We'll further discuss inflation's impact on your savings and explain some ways to safeguard your savings from inflation's impact.

Inflation's Impact on Your Savings

If you've ever heard an elder talk about how "in their day an ice cream cost (x amount of cents)," that's because inflation is a consistent part of the monetary system. As time goes on, prices steadily climb. Generally, this is fine, but that's because wages tend (or are expected to) keep pace with inflation. So, if prices double over 50 years, then wages should follow.

However, during spikes of inflation, like the ones we experienced, wages weren't keeping up with inflation. In other words, our costs increase faster than our income, which can be a significant problem, especially for those struggling to pay bills or save in the first place.

The primary impact inflation has on your savings is that the interest rate you are receiving from your bank is lower than the inflation rate. So, over time, your savings are losing value even if you're not drawing any money out of them. With this in mind, it's essential to reconsider your savings and take some steps to ensure that you are financially secure.

Reviewing Safe Savings Options

To beat inflation, you'll have to put some money into accounts that earn higher interest than a traditional savings account. However, this often involves more risk than putting the funds in an FDIC-insured account.

  1. 401(k): Although inflation is high currently, historically, it floats around 3%. Therefore, you should look for investments that return at least 3%. 401(k)s, for example, return between 3% to 8% on average, making them a great way to save your money for retirement.
  2. I bonds: Government I bonds earn a fixed rate plus an inflation rate, making them a good investment during inflationary periods. For example, I bonds issued between November 2023 and April 2024 promise a return of 5.27%.
  3. Stocks: Returns on stocks generally outperform inflation. However, investing in the stock market can be risky because it can be very volatile. If you want to invest your money safely and minimize risk, consider investing in an exchange-traded fund (ETF). ETFs invest your money in a wide range of individual stocks to reduce risk in any single investment. They also usually have lower fees than indexes.
  4. Precious metals: Dedicating a portion of your portfolio to precious metals is another excellent way to increase returns and diversify your portfolio. Also, consider investing in precious metal ETFs if you want to be even safer with your precious metal investment.
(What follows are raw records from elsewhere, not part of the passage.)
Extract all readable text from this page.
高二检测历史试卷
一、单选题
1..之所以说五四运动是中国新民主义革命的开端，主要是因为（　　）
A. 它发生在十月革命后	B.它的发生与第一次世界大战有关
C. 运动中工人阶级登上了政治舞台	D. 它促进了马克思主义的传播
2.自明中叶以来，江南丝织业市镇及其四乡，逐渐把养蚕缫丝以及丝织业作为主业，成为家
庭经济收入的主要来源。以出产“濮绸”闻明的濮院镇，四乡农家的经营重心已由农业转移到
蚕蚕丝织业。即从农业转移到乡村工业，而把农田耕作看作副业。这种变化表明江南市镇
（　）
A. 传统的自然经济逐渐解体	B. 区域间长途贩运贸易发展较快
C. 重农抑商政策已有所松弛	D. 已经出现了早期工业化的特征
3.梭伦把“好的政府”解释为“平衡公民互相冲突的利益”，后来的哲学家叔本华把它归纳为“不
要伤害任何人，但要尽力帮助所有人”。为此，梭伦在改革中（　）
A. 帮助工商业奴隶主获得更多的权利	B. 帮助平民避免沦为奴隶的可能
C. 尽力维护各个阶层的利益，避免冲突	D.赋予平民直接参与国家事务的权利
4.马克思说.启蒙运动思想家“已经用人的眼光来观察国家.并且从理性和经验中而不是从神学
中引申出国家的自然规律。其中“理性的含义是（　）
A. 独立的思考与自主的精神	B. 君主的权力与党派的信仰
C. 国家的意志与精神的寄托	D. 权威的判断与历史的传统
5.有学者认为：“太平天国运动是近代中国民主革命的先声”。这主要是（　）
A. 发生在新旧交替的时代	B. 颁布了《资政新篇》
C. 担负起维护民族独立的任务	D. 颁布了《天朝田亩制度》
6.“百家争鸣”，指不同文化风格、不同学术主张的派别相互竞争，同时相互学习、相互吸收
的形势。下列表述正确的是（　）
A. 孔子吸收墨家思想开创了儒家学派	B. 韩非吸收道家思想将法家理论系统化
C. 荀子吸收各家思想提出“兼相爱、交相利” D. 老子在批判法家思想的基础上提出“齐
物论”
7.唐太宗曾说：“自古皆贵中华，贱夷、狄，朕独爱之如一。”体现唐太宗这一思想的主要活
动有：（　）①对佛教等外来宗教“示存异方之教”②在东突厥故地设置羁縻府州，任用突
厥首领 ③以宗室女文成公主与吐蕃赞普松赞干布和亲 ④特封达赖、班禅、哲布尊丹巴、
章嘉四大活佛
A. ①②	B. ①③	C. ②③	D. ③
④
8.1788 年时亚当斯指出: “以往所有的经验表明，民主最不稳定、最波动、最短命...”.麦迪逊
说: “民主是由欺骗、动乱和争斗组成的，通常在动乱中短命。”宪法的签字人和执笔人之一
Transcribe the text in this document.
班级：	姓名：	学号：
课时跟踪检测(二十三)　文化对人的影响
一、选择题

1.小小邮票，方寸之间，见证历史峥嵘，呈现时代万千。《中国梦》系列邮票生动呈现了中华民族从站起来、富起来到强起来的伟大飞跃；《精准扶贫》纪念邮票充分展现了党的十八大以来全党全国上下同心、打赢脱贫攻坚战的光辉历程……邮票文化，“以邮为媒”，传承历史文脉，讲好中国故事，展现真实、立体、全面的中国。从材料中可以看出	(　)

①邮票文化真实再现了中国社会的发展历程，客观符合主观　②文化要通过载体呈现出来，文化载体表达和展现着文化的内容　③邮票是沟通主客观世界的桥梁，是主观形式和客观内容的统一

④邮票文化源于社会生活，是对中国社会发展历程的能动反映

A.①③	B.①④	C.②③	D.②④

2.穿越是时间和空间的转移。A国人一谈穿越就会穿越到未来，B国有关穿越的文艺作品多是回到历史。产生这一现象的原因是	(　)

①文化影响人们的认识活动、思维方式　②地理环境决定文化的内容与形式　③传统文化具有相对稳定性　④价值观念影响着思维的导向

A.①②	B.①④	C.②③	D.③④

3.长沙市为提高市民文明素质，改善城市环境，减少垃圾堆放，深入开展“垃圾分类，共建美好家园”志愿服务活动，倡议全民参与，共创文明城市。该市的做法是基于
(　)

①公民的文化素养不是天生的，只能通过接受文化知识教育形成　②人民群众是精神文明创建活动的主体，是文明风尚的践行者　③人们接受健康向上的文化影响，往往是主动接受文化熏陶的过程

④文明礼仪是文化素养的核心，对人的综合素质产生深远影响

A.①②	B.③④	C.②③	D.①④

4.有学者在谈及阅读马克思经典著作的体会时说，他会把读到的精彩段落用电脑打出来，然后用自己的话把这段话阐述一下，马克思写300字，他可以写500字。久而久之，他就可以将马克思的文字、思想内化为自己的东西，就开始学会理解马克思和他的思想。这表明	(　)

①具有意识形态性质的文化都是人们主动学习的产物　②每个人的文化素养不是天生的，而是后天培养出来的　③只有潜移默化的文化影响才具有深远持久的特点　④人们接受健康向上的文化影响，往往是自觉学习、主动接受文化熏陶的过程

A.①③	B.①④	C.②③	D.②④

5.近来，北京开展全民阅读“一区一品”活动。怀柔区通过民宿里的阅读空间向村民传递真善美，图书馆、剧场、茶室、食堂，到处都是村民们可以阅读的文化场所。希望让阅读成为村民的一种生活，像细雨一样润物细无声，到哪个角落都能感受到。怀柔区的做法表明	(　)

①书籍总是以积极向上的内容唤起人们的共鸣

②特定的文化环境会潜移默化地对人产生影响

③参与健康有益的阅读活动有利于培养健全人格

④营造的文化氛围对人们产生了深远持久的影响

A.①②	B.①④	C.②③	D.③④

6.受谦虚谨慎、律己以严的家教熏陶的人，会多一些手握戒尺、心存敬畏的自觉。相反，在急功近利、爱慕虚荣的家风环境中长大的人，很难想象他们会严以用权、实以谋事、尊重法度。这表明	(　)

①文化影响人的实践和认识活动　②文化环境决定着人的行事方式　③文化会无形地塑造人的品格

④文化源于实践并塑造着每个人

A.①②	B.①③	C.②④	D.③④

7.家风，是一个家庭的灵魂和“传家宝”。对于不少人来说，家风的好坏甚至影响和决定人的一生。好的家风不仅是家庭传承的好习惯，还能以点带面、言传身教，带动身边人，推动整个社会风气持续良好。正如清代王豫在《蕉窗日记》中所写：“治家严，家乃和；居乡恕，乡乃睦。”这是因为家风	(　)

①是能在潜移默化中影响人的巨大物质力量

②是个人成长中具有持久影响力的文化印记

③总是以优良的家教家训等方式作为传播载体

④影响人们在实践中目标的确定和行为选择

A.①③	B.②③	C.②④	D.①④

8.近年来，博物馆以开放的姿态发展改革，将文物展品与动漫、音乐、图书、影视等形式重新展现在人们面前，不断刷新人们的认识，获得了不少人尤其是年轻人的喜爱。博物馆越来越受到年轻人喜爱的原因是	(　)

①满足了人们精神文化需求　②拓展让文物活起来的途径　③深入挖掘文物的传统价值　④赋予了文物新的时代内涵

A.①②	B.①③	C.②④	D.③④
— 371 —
Other Methods for Safeguarding Your Savings

  1. Certificates of Deposit: Certificates of Deposit (CDs) allow you to lock up funds for an agreed-upon portion of time with a financial institution. While your money is in a CD, it earns interest for you once the time requirement is over and you withdraw your funds. 12-month CDs often pay about 3%, whereas longer CDs may provide a higher return. CDs are a safe way to ensure that you accrue interest on your funds; however, withdrawing your money too early will incur significant fees. Therefore, it's best not to put the cash you'll need for the immediate future in a short-term CD.
  2. Online Savings Accounts: Online savings accounts generally earn little interest (between 1.50% to 2%). However, there are online savings accounts that will only penalize you for withdrawing funds. Moving any liquid cash into a savings account that will pay you higher interest while allowing you to withdraw without incurring fees may be worthwhile.

Credit Cards and Inflation

Credit card APR rates typically increase during inflationary periods. Hence, paying your credit card balance in full each month is essential. Better yet, try to reduce your spending on credit cards or stop using credit cards altogether if you're unable to pay the balance in full each month. Bonus reward credit cards can help with inflation if you can pay off the card in full to reap the benefits. However, your credit card rate typically will outpace the rewards that you earn.

Takeaway

High inflation can seriously eat into your savings. However, there are other ways you can beat or at least fight inflation. While some of these are higher risk, like investing in the stock market, they have the potential to make your money grow that much more. If you want to ensure your money is as safe as possible, other options will help dampen inflation's effects on your savings. But, of course, it all depends on your available options and your tolerance for taking risks.